Mas ainda maior arrojo tiveram e têm o senhor e os seus para se autoadministrarem o título vermelho de “terceiro-mundistas”. Pois se não é pecado seu descender de conquistadores que exterminaram ou exploraram as raças vencidas, é responsabilidade sua que hoje como ontem, sendo a colonização substituída pela “revolução”, os negros continuem a trabalhar como negros e os brancos a governar como fidalgos! Negreiro!

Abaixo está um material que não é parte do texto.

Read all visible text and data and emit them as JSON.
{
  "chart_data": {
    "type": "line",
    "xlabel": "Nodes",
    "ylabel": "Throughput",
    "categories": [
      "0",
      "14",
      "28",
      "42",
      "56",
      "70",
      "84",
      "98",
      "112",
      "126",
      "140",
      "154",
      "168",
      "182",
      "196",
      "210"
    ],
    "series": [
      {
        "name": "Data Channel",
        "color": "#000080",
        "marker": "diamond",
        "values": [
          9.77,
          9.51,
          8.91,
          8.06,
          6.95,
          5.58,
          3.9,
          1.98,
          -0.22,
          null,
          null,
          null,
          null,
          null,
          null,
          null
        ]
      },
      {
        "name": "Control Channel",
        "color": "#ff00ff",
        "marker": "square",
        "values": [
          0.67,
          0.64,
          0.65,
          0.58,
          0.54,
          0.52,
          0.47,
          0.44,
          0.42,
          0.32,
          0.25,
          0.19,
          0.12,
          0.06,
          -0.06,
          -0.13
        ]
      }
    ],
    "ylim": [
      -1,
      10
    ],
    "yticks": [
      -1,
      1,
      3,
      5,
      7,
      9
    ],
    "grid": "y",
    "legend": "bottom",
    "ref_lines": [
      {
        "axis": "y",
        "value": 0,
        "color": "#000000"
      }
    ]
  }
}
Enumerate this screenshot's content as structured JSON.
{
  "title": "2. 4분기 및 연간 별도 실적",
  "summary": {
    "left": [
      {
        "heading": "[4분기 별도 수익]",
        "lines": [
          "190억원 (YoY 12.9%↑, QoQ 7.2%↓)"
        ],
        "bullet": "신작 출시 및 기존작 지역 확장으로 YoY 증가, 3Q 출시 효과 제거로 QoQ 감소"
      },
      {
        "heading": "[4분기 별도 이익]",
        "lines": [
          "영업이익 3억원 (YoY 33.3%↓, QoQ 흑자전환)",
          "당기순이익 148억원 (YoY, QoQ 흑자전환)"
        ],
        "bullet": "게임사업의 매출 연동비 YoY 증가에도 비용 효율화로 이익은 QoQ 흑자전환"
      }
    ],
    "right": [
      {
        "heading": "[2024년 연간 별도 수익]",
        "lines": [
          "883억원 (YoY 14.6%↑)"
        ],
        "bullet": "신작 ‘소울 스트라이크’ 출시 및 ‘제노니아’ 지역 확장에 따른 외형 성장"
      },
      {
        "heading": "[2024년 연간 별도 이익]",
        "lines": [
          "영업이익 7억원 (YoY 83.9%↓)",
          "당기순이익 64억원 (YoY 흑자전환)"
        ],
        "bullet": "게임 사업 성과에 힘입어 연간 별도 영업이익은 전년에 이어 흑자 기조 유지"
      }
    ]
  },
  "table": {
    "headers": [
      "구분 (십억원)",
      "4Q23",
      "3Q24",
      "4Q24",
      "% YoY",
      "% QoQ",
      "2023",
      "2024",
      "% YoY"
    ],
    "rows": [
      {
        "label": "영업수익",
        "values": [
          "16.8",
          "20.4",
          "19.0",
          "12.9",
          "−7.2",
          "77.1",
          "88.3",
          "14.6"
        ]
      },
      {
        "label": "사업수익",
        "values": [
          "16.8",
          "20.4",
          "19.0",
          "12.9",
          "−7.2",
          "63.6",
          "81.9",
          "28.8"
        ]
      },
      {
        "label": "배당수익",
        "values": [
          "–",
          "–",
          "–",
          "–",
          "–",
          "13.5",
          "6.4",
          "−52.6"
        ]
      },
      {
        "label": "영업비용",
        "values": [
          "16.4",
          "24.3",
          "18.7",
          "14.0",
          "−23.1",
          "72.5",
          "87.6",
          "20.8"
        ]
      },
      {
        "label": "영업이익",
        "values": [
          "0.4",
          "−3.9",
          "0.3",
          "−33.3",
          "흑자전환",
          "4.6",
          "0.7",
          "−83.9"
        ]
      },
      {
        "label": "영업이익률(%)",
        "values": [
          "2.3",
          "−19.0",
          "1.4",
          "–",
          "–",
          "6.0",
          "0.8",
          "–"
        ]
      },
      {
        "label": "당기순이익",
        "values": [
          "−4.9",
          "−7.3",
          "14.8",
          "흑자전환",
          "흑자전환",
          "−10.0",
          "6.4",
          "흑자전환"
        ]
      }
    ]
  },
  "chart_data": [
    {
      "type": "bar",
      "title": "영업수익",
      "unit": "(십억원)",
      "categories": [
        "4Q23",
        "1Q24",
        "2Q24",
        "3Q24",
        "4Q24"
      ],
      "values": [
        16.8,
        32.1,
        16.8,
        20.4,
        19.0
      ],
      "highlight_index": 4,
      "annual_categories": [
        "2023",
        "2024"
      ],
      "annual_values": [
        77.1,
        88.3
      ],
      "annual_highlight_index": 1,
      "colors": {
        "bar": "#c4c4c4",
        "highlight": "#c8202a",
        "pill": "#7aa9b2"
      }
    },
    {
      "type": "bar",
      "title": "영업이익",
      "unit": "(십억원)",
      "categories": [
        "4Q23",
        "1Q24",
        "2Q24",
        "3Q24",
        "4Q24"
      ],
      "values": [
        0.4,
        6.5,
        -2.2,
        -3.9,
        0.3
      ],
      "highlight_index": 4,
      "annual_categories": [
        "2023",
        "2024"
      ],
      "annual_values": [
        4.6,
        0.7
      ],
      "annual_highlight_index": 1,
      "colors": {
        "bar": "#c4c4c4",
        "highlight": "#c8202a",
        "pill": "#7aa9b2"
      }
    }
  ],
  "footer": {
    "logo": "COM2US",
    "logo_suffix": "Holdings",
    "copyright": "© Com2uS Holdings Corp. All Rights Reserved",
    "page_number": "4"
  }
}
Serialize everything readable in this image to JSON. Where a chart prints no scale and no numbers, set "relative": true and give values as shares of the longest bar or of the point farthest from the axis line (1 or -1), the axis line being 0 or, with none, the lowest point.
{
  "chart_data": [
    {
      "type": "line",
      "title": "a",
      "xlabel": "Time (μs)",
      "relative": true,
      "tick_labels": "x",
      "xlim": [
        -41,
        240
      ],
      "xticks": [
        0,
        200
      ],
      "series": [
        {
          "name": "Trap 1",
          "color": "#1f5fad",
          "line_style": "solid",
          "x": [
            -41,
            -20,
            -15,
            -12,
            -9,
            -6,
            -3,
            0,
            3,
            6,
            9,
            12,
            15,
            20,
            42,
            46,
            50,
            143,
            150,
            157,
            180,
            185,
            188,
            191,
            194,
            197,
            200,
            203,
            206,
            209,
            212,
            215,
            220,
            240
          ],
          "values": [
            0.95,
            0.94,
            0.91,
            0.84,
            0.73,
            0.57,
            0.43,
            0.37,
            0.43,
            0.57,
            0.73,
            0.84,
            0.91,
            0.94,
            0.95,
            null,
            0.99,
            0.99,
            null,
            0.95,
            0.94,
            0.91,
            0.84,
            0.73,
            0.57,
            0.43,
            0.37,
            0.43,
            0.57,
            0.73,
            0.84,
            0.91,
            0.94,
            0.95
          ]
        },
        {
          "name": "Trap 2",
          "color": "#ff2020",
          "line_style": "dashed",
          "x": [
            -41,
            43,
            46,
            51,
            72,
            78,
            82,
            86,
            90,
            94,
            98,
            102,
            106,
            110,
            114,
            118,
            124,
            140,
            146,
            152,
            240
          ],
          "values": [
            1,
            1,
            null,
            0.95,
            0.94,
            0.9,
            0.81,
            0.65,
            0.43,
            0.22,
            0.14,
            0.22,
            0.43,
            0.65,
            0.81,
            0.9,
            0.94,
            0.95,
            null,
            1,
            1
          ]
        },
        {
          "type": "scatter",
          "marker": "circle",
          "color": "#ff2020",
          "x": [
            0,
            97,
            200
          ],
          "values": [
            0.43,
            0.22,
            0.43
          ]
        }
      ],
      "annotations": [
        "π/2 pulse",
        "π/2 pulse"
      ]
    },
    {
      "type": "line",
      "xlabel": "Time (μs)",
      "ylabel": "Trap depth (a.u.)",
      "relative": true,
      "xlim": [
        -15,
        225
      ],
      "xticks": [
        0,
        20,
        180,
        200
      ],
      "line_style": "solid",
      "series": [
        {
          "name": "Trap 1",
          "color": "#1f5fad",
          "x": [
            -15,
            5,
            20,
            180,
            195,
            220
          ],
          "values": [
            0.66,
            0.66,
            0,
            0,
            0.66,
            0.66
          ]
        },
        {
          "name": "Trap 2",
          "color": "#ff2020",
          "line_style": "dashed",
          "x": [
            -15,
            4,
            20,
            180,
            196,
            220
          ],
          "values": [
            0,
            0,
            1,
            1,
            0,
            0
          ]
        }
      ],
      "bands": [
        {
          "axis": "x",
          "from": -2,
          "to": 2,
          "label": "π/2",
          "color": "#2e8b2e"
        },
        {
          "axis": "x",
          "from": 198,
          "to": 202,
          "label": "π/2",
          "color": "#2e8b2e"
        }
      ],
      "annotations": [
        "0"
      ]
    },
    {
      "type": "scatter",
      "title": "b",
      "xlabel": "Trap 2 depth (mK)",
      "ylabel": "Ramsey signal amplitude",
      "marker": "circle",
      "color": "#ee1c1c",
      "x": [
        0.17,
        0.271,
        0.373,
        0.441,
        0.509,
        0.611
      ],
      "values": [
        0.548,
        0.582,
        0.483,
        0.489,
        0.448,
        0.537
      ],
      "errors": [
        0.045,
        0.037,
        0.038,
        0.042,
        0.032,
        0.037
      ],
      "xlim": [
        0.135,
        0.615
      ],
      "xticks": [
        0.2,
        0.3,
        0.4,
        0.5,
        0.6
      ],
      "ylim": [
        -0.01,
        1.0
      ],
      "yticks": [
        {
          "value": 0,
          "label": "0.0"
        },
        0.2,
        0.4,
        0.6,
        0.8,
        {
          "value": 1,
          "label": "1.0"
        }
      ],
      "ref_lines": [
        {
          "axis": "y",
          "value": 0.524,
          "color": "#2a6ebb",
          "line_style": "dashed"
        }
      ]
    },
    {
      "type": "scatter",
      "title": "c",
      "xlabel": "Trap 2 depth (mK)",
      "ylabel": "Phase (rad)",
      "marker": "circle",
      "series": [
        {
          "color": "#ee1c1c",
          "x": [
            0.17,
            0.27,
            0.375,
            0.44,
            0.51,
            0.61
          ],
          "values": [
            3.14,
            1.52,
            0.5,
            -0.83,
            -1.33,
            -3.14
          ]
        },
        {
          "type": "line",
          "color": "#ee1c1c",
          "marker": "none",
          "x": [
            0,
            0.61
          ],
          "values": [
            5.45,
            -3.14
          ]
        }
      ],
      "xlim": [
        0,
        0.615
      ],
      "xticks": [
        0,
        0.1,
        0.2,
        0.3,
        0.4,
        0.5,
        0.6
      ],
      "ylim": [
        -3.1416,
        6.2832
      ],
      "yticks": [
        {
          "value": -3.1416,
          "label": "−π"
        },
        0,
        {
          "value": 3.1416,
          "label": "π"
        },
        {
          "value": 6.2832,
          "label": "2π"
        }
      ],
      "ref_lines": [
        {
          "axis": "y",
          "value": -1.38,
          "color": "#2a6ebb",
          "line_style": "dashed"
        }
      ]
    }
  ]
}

Como afirma Arrabal, o comunismo só é antirracista e defensor de minorias enquanto precisa de suas bandeiras para conquista do poder. Após, como em tudo mais, é radical e intolerante. E ou são ingênuos ou de má fé os que propagam as três mentiras sobre Cuba:
1
A Saúde de Cuba é de primeiro mundo! Como pode ter Saúde exemplar um país onde hospitais, laboratórios e equipamentos médicos são mais que obsoletos, são sucateados e não existem os recursos modernos da tecnologia aplicada à medicina? Onde um médico não pode se atualizar, pois não pode comprar um livro recém-publicado de medicina, que custa mais que seu salário, e nem recorrer à internet, que é regulada e restrita? E que não consegue revalidar seu diploma (pois só aprendeu enfermagem) em nenhum país do mundo?
2
A Educação de Cuba é excelente! Se é verdade, por que a ditadura se recusa, terminantemente, a participar das avaliações internacionais, como o PISA ou o PIRLS? É fácil de deduzir. Se os resultados fossem bons, o governo cubano faria deles um grande mote de propaganda. Mas como, evidentemente, nunca o seriam, é melhor que fiquem apenas nas mentirosas estatísticas oficiais.
3
Cuba sofre com o desalmado embargo americano! Que embargo? Ele impediu que os soviéticos dessem à ilha sua esmola diária desde 1960 até a queda da URSS trinta anos depois, sob a forma de petróleo para ser vendido no mercado “spot”? Ou sob a forma de maquinário e assistência para produção de açúcar? Ou impediu Hugo Chavez de fazer o mesmo por mais 20 anos? Impediu Fernando Henrique de fornecer ônibus e tratores a Cuba? Ou Lula e Dilma de doar à ditadura o Porto de Mariel, ao custo de um bilhão de dólares do trabalhador brasileiro? De fornecer assistência técnica da Embrapa de graça? Façam-me o favor!
Quem é Fernando Arrabal
Fernando Arrabal é um teatrólogo espanhol, nascido em 1932 (e ainda vivo), residente em Paris, desde que se mudou da Espanha, na década de 1960, em protesto contra a ditadura franquista. Suas peças foram traduzidas e representadas em dezenas de idiomas diferentes e são, na atualidade, ainda muito populares na Europa e nos EUA. A crítica o situa, ora como teatrólogo de vanguarda, ora como dramaturgo do absurdo. Ele se diz criador do “teatro pânico”, em homenagem ao deus Pã, filho de Zeus, amante da música e da natureza e inspirador da angústia, mas também da felicidade. Segundo ele, seu teatro interpela, é interrogativo, vai além do fato e da aparência. Mas é ainda poeta, ensaísta e cineasta. Arrabal é também um panfletário, censor de ditaduras, tendo escrito três livros críticos a elas: Carta a Francisco Franco, Carta a Stálin e Carta a Fidel Castro.